Trajetos (Routes), a film produced by Rio de Janeiro-based audiovisual collective Canal Plá, will premier this Saturday August 12 at 8pm in Nova Iguaçu in the Praça dos Direitos Humanos (Human Rights Square). The film uses previously unedited footage from the YouTube series by the same name, which features six vignettes that explore the role of public transportation in the lives of residents of Greater Rio, from Rio’s North Zone and the Baixada Fluminense to Niterói. Unlike the web series, the film will not be available online. The screening will be hosted by CineClub Buraco do Getúlio, a film club dedicated to screening short films and hosting cultural events in Nova Iguaçu, a municipality in Rio’s Baixada Fluminense suburbs.
Canal Plá’s tagline is “producing memory,” and given the hours a day residents experience commuting—metropolitan Rio has some of the worst indices of urban mobility in Brazil—the stories captured in Trajetos show that worthwhile memories are often produced in the most mundane of places.

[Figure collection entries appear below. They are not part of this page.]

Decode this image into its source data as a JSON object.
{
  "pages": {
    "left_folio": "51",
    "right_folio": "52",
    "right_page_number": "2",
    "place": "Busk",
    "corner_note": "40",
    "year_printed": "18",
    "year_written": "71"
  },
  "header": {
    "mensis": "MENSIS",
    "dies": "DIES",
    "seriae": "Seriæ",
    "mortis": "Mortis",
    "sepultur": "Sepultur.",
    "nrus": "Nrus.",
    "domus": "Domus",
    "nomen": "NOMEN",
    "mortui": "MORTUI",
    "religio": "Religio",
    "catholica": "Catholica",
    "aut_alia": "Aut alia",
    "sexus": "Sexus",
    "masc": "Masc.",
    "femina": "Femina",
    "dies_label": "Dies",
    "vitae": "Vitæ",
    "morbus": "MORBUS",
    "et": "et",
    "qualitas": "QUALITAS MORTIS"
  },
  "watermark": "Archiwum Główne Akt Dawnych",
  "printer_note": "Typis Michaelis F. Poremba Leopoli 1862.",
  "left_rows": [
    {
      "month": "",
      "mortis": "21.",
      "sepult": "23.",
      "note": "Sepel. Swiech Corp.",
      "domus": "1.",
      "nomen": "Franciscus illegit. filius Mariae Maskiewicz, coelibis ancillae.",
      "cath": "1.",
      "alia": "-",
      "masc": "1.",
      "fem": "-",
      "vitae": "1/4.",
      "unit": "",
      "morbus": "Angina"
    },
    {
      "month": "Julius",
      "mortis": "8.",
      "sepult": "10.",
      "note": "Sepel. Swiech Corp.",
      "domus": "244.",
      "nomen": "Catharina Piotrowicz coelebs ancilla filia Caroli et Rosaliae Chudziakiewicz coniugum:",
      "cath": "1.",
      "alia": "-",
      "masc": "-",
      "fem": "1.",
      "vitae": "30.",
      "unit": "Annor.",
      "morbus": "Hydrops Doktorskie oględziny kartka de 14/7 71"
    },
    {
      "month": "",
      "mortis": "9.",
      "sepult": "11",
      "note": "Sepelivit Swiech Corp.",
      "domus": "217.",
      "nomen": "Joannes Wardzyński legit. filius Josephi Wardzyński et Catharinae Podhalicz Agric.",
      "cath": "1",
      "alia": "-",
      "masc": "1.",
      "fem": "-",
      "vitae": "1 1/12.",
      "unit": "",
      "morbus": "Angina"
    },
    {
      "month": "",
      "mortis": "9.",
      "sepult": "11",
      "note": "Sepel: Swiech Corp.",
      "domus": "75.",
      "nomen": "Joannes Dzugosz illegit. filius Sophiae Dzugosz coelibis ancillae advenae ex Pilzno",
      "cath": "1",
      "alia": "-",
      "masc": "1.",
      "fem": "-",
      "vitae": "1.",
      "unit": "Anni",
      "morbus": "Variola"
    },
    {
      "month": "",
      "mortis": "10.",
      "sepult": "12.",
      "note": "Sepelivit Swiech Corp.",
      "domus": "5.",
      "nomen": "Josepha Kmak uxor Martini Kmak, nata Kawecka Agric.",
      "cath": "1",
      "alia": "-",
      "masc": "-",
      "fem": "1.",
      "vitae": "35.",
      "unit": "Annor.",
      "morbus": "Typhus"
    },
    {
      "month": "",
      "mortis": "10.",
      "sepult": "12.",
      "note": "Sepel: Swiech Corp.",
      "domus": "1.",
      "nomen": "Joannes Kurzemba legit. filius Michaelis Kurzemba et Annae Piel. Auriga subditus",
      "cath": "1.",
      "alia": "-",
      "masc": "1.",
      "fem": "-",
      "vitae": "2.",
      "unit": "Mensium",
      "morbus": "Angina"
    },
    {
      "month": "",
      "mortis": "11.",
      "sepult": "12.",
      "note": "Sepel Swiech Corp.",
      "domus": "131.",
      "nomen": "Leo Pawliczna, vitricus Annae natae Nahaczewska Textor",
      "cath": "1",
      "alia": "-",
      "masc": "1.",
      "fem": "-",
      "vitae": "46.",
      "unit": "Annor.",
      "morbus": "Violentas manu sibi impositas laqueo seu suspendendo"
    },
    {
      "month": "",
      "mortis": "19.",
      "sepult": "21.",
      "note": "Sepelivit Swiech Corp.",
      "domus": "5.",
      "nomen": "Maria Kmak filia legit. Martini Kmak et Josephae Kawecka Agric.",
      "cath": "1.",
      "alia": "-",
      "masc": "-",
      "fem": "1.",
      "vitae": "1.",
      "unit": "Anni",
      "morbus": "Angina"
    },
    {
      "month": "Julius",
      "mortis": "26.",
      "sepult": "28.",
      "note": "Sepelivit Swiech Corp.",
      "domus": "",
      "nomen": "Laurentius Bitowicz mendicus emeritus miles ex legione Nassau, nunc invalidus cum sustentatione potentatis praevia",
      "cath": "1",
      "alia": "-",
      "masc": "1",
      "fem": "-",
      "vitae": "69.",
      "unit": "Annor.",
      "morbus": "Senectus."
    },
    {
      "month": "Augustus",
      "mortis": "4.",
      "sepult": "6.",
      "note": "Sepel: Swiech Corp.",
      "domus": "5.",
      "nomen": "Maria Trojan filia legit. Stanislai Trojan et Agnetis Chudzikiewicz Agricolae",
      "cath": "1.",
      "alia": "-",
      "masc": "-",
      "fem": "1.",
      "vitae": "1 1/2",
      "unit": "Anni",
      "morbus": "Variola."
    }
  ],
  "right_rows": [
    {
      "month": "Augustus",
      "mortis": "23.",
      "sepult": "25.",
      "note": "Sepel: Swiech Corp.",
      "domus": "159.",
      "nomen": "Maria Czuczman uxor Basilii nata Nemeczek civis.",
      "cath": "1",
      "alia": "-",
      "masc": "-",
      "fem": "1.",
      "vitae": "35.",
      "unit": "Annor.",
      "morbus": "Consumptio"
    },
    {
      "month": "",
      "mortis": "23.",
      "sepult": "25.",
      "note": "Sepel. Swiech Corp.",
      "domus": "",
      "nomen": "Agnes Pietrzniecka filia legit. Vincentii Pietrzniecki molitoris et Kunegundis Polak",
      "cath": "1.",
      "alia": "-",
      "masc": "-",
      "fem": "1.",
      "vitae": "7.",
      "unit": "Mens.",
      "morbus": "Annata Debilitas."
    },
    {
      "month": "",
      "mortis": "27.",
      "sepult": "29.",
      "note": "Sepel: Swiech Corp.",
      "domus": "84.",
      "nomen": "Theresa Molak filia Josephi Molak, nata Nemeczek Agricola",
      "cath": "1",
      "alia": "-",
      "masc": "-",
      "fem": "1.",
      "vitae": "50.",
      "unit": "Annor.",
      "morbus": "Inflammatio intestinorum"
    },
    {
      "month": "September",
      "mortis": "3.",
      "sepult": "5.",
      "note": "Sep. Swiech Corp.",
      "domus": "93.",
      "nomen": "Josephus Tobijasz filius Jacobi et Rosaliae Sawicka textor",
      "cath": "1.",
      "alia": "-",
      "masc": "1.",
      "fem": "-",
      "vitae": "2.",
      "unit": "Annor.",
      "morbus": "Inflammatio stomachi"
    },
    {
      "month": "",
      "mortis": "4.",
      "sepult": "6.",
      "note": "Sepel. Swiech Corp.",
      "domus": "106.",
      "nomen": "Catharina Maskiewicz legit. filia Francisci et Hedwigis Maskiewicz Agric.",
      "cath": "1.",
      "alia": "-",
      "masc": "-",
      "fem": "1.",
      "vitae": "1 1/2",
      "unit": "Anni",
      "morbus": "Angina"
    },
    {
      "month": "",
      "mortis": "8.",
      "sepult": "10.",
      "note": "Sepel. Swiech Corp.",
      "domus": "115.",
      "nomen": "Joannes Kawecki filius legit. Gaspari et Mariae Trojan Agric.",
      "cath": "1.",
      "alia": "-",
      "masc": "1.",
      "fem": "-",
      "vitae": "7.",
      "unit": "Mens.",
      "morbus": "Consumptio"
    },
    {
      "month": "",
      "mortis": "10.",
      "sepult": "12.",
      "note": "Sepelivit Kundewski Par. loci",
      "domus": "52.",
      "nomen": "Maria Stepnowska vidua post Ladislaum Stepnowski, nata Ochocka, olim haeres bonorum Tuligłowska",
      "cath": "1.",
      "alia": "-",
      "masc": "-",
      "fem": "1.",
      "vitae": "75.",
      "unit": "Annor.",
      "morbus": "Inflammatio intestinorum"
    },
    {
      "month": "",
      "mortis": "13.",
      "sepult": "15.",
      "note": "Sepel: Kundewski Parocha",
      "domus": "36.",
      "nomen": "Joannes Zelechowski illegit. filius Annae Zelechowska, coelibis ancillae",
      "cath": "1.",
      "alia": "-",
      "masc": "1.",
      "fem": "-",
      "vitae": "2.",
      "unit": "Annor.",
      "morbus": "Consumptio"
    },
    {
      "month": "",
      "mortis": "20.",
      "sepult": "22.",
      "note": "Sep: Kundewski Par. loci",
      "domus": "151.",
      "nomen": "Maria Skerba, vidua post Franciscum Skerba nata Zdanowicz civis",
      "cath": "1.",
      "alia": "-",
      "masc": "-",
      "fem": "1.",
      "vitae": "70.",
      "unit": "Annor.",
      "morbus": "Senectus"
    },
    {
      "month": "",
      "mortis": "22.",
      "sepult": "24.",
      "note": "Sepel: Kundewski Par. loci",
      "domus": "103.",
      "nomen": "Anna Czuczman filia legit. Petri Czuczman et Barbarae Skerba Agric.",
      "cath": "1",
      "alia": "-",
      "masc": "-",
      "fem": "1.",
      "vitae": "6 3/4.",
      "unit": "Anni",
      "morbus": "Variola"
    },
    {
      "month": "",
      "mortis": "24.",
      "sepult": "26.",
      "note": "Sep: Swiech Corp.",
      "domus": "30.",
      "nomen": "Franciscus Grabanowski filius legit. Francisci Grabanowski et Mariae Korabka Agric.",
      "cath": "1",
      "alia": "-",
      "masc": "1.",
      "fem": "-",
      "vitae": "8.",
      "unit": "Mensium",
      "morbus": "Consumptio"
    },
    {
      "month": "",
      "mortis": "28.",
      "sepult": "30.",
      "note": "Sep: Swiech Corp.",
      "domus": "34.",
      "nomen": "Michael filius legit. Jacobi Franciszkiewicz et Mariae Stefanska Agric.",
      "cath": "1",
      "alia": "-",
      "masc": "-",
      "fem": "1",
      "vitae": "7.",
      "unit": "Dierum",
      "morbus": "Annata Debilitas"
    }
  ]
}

One of the “road series” web episodes, “Mesquita x Central do Brasil,” features a young woman and man from Mesquita that would often see each other on this particular line. At first too shy to speak to one another, they eventually ended up starting a relationship and getting married after finally breaking the ice on the bus.
The film’s director and Canal Plá’s founder, José Alsanne, grew up in Nova Iguaçu. “Filming inside the buses that circulate throughout these cities was an idea that we’ve had since 2015, when Canal Plá began,” said Alsanne in the film’s press release. “I spent many years of my life losing six hours a day commuting [to university at the Pontifical Catholic University, PUC] and this experience motivated me to tell these stories. More than just talking about urban mobility and its deficiencies, we wanted to present stories and the relationships that exist [on public transportation]. How do people deal with this daily stress and what are the contradictions at play in the affective relationships that people create on their bus or train line? This is what we sought out.”
The web series began with calls for stories on Canal Plá’s Facebook page. They received so many that it was difficult to choose just six stories to tell. The film and web series pass through five cities in Greater Rio, four bus lines (one within Rio’s city limits and another within Duque de Caxias and two inter-municipal buses), one train line (the Japeri line from the Nova Iguaçu neighborhood of Austin to Central do Brasil train station), and one daily bicycle commute within Niterói followed by a ferry ride, giving a sense of the multiple ways that residents move through and experience the metropolitan region.
Along with stories of romance, many of the protagonists use their time in transit, which like Alsanne himself can be up to six hours a day, to chat with other commuters and bus drivers, to write poetry and raps, or reflect on a number of issues they face from racism to transphobia to obesity. This mirrors Canal Plá’s own mission “to bring to spectators an awareness of issues, realities, and demands from groups and social causes that have historically been ignored by the mainstream media due to a lack of interest, and principally, for the editorial line of many of these print and television outlets.”
Public transportation makes many of these social stigmas even more acute, as it accentuates the inequalities of metropolitan Rio. “For me, it’s by bus that I end up gaining access to things that I don’t have here. And this is very painful, you know,” explains Lidi de Oliveira, who takes the bus from Parque Paulista in Duque de Caxias to Central do Brasil. “The bus for me very much symbolizes the separation between these territories, but it is also the bridge between them. A bridge that is falling apart, that needs to be mended in places, but it’s a bridge that exists and we’re filling the gaps to form these bridges between territories.”